Llega el último mes del año envuelto en ese halo festivo que embriaga cada esquina de nuestras ciudades, condicionándolas con esa sensación manifiesta de “buenas intenciones” que conciencia el ambiente. Diciembre es el mes de la solidaridad, y dicho concepto adquiere un especial protagonismo en estas fechas, en las que reaparecen los más desfavorecidos, iluminados con miles de luces que despiertan las calles. Tiempos mágicos con una narrativa emocional navideña con valores efímeros que deslumbran al son de los adornos que incitan al derroche, pero de manera indirecta, deja esa secundaria idea de ayudar a los demás.
“En verdad”, no es una crítica a dicha voluntariedad, todo lo contrario, pero es triste observar que el bienestar de otros más necesitados es estacional y depende de un calendario, convirtiéndose en un acto simbólico de cierre de año con buenos propósitos. Está claro, que este mes debería ser un modelo referencial para los doce meses restantes, donde seguirá existiendo el hambre, niños sin juguetes, sin material escolar o personas sin hogar.
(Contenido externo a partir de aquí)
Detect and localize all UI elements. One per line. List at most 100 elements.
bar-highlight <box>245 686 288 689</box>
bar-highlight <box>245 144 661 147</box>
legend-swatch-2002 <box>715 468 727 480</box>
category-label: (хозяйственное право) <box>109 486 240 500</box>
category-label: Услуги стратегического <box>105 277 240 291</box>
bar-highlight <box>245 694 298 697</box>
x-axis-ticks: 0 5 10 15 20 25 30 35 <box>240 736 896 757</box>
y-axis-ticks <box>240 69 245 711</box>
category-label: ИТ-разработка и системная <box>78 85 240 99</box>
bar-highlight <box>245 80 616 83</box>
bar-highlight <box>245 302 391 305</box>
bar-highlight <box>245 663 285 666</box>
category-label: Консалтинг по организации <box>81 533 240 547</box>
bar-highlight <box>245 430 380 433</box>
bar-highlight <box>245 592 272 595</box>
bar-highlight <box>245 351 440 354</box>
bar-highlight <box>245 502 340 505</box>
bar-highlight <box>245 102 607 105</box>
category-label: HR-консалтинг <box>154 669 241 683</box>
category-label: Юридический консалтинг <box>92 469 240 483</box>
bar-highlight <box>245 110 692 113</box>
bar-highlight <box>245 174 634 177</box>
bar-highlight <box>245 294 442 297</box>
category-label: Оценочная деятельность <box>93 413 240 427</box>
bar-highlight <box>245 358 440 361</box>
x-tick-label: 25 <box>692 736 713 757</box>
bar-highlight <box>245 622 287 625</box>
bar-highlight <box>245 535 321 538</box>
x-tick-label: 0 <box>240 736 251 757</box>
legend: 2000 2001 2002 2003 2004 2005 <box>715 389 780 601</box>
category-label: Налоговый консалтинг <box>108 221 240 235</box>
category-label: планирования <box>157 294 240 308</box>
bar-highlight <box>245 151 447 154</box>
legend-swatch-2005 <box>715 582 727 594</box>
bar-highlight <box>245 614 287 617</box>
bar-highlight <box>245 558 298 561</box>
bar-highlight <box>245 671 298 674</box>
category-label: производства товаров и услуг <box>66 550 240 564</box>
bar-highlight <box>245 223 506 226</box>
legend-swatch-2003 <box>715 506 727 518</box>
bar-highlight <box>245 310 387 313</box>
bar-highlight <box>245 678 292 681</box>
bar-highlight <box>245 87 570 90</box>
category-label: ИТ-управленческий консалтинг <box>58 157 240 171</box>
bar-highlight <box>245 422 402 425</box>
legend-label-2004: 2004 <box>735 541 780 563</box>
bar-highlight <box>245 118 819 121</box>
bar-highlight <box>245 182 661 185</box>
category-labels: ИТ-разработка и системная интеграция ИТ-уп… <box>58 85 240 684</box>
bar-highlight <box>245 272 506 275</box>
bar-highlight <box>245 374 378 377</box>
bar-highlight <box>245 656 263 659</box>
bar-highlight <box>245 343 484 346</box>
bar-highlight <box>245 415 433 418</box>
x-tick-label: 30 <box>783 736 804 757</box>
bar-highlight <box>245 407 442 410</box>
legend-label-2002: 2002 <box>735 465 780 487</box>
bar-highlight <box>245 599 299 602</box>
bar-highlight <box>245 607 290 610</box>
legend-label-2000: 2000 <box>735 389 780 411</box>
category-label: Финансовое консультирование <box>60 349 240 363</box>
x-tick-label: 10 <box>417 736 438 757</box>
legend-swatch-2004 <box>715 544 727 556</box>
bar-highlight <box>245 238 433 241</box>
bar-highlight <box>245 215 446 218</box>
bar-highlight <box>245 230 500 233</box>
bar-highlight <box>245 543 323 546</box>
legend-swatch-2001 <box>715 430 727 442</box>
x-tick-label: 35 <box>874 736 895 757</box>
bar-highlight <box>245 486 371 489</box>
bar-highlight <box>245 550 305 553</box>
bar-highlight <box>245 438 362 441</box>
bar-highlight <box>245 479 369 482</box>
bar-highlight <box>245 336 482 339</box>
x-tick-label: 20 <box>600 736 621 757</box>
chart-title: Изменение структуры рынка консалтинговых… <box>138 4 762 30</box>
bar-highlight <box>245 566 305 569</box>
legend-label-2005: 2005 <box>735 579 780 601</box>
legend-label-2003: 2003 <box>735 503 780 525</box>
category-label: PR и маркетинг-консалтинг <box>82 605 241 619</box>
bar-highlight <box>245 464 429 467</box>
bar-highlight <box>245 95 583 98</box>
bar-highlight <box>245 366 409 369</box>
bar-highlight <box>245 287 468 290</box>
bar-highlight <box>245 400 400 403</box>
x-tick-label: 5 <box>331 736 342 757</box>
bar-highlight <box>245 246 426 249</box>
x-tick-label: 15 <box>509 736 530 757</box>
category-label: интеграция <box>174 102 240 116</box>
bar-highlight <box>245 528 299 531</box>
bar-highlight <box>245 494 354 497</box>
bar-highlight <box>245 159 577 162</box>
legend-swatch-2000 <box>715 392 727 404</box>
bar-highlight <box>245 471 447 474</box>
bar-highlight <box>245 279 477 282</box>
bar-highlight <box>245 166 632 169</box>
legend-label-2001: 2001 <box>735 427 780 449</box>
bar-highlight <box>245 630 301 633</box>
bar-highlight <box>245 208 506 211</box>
El frío no cesa en enero y dicha solidaridad no debería apagarse con la iluminación navideña. Así somos en general, tenemos esos momentos de entrega marcados en fechas concretas o ante circunstancias que nos abruman, como ha ocurrido con la dana, pero nuestras conciencias suelen seguir de vacaciones tras gestos grandilocuentes en momentos puntuales.
Con esto no resto valor a dicha buena fe, pero es cierto que convertimos nuestras comunidades en belenes vivientes, llenos de mágico amor responsable, de ayuda y acciones solidarias, a veces, tan artificiales como la propia nieve, donde la verdadera realidad se tapa después de Reyes con los mismos cartones en los que llegan los regalos.